O juiz, não mais de um metro e meio, empertigado igual à camisa engomada, com um sonoro apito, finalmente anunciou o início da peleja. Não tardou, o suor escorria pelas faces e corpos rudes, enquanto, vez ou outra, o sangue esguichava, seja por consequência de um pontapé, seja por uma cotovelada mal-intencionada.
Apesar dos esforços dos dois times, o placar do primeiro tempo permaneceu em branco. Entretanto, logo que iniciou a etapa final, eis que Juca Sarrafo marcou para o Itapoã. Sem perder tempo, o técnico da equipe da casa cochichou algo no ouvido de um moleque magricela, que saiu desembestado do local. Observei aquilo e tive certeza de que, finalmente, iria conhecer o afamado Macarrão.
Os minutos seguintes foram da mais pura expectativa. Meu pescoço já começava a doer, de tanto virar para cá e para lá em busca do craque. Mas nada! Aliás, durante a espera, o Itapoã aumentou o placar, para desespero da torcida, que começava a dar sinais de que algo pior poderia acontecer, caso a peleja terminasse com uma derrota para o time da casa.
Mais alguns instantes, eis que o moleque retornou acompanhado de um sujeito franzino, cujos cambitos pareciam frágeis gravetos. Seria aquele o tal Macarrão? Não demorou, meu questionamento foi respondido com dribles que poderiam ser assinados pelo próprio Garrincha.
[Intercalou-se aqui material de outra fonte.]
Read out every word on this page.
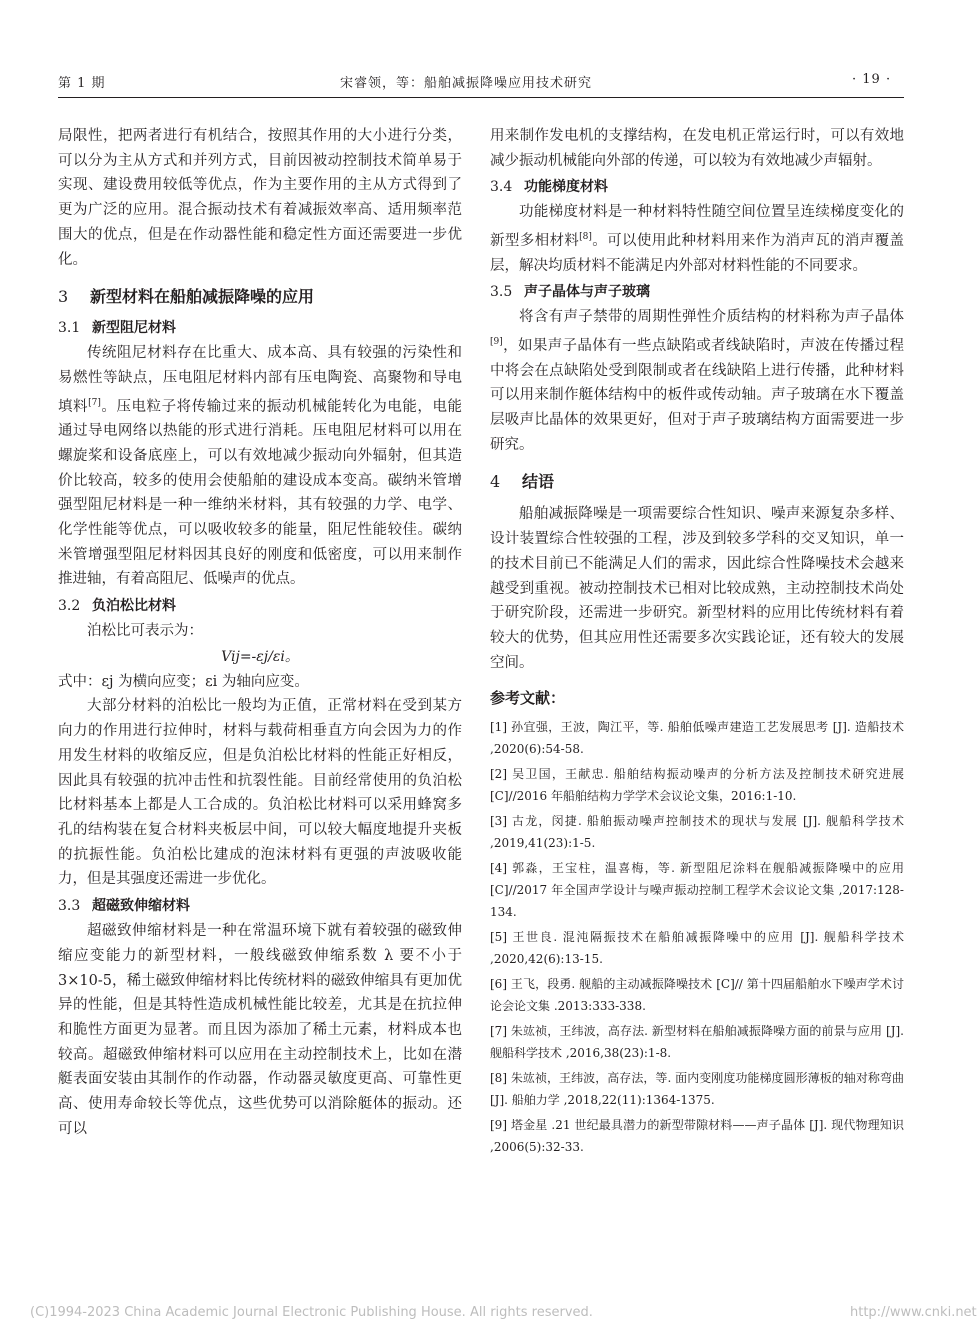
第 1 期	宋睿领，等：船舶减振降噪应用技术研究	· 19 ·

局限性，把两者进行有机结合，按照其作用的大小进行分类，可以分为主从方式和并列方式，目前因被动控制技术简单易于实现、建设费用较低等优点，作为主要作用的主从方式得到了更为广泛的应用。混合振动技术有着减振效率高、适用频率范围大的优点，但是在作动器性能和稳定性方面还需要进一步优化。

3 新型材料在船舶减振降噪的应用
3.1 新型阻尼材料

传统阻尼材料存在比重大、成本高、具有较强的污染性和易燃性等缺点，压电阻尼材料内部有压电陶瓷、高聚物和导电填料[7]。压电粒子将传输过来的振动机械能转化为电能，电能通过导电网络以热能的形式进行消耗。压电阻尼材料可以用在螺旋桨和设备底座上，可以有效地减少振动向外辐射，但其造价比较高，较多的使用会使船舶的建设成本变高。碳纳米管增强型阻尼材料是一种一维纳米材料，其有较强的力学、电学、化学性能等优点，可以吸收较多的能量，阻尼性能较佳。碳纳米管增强型阻尼材料因其良好的刚度和低密度，可以用来制作推进轴，有着高阻尼、低噪声的优点。

3.2 负泊松比材料

泊松比可表示为：

Vij=-εj/εi。

式中：εj 为横向应变；εi 为轴向应变。

大部分材料的泊松比一般均为正值，正常材料在受到某方向力的作用进行拉伸时，材料与载荷相垂直方向会因为力的作用发生材料的收缩反应，但是负泊松比材料的性能正好相反，因此具有较强的抗冲击性和抗裂性能。目前经常使用的负泊松比材料基本上都是人工合成的。负泊松比材料可以采用蜂窝多孔的结构装在复合材料夹板层中间，可以较大幅度地提升夹板的抗振性能。负泊松比建成的泡沫材料有更强的声波吸收能力，但是其强度还需进一步优化。

3.3 超磁致伸缩材料

超磁致伸缩材料是一种在常温环境下就有着较强的磁致伸缩应变能力的新型材料，一般线磁致伸缩系数 λ 要不小于 3×10-5，稀土磁致伸缩材料比传统材料的磁致伸缩具有更加优异的性能，但是其特性造成机械性能比较差，尤其是在抗拉伸和脆性方面更为显著。而且因为添加了稀土元素，材料成本也较高。超磁致伸缩材料可以应用在主动控制技术上，比如在潜艇表面安装由其制作的作动器，作动器灵敏度更高、可靠性更高、使用寿命较长等优点，这些优势可以消除艇体的振动。还可以

用来制作发电机的支撑结构，在发电机正常运行时，可以有效地减少振动机械能向外部的传递，可以较为有效地减少声辐射。

3.4 功能梯度材料

功能梯度材料是一种材料特性随空间位置呈连续梯度变化的新型多相材料[8]。可以使用此种材料用来作为消声瓦的消声覆盖层，解决均质材料不能满足内外部对材料性能的不同要求。

3.5 声子晶体与声子玻璃

将含有声子禁带的周期性弹性介质结构的材料称为声子晶体[9]，如果声子晶体有一些点缺陷或者线缺陷时，声波在传播过程中将会在点缺陷处受到限制或者在线缺陷上进行传播，此种材料可以用来制作艇体结构中的板件或传动轴。声子玻璃在水下覆盖层吸声比晶体的效果更好，但对于声子玻璃结构方面需要进一步研究。

4 结语

船舶减振降噪是一项需要综合性知识、噪声来源复杂多样、设计装置综合性较强的工程，涉及到较多学科的交叉知识，单一的技术目前已不能满足人们的需求，因此综合性降噪技术会越来越受到重视。被动控制技术已相对比较成熟，主动控制技术尚处于研究阶段，还需进一步研究。新型材料的应用比传统材料有着较大的优势，但其应用性还需要多次实践论证，还有较大的发展空间。

参考文献：
[1] 孙宜强，王波，陶江平，等. 船舶低噪声建造工艺发展思考 [J]. 造船技术 ,2020(6):54-58.
[2] 吴卫国，王献忠. 船舶结构振动噪声的分析方法及控制技术研究进展 [C]//2016 年船舶结构力学学术会议论文集，2016:1-10.
[3] 古龙，闵捷. 船舶振动噪声控制技术的现状与发展 [J]. 舰船科学技术 ,2019,41(23):1-5.
[4] 郭淼，王宝柱，温喜梅，等. 新型阻尼涂料在舰船减振降噪中的应用 [C]//2017 年全国声学设计与噪声振动控制工程学术会议论文集 ,2017:128-134.
[5] 王世良. 混沌隔振技术在船舶减振降噪中的应用 [J]. 舰船科学技术 ,2020,42(6):13-15.
[6] 王飞，段勇. 舰船的主动减振降噪技术 [C]// 第十四届船舶水下噪声学术讨论会论文集 .2013:333-338.
[7] 朱竑祯，王纬波，高存法. 新型材料在船舶减振降噪方面的前景与应用 [J]. 舰船科学技术 ,2016,38(23):1-8.
[8] 朱竑祯，王纬波，高存法，等. 面内变刚度功能梯度圆形薄板的轴对称弯曲 [J]. 船舶力学 ,2018,22(11):1364-1375.
[9] 塔金星 .21 世纪最具潜力的新型带隙材料——声子晶体 [J]. 现代物理知识 ,2006(5):32-33.
(C)1994-2023 China Academic Journal Electronic Publishing House. All rights reserved.	http://www.cnki.net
Gingada pra cá, gingada pra lá, Macarrão invadiu a área e pimba na chulipa, diminuiu a diferença. Mal o juiz apitou o reinício do jogo, a bola chegou aos pés do gênio, que, apesar de não ter as famosas pernas tortas, entortou quantos marcadores quis e, impetuosamente, chutou entre as pernas do arqueiro, empatando a partida.
O técnico do Itapoã esbravejou com seus atletas. Pediu marcação firme sobre o Macarrão. Pobre escrete visitante. Mas como marcar o imarcável? Impossível que estava naquela bela e ensolarada manhã de domingo, o craque improvável marcou mais um e, antes do apito final, o placar anotava 6 a 2.
Embasbacado, boquiaberto, estupefato que fiquei, corri para o campo a fim de tentar arrancar algumas palavras do dono da bola. Que nada, a polícia estava no local e correu no encalço do Macarrão, que driblou a todos com a desenvoltura que lhe é tão própria. Sumiu no meio da multidão, enquanto eu, ao lado do meu velho companheiro da semana passada, apenas tive tempo de dizer:
— Pois é, meu amigo, você tinha razão. Esse Macarrão é o maior! Nunca vi tão liso assim.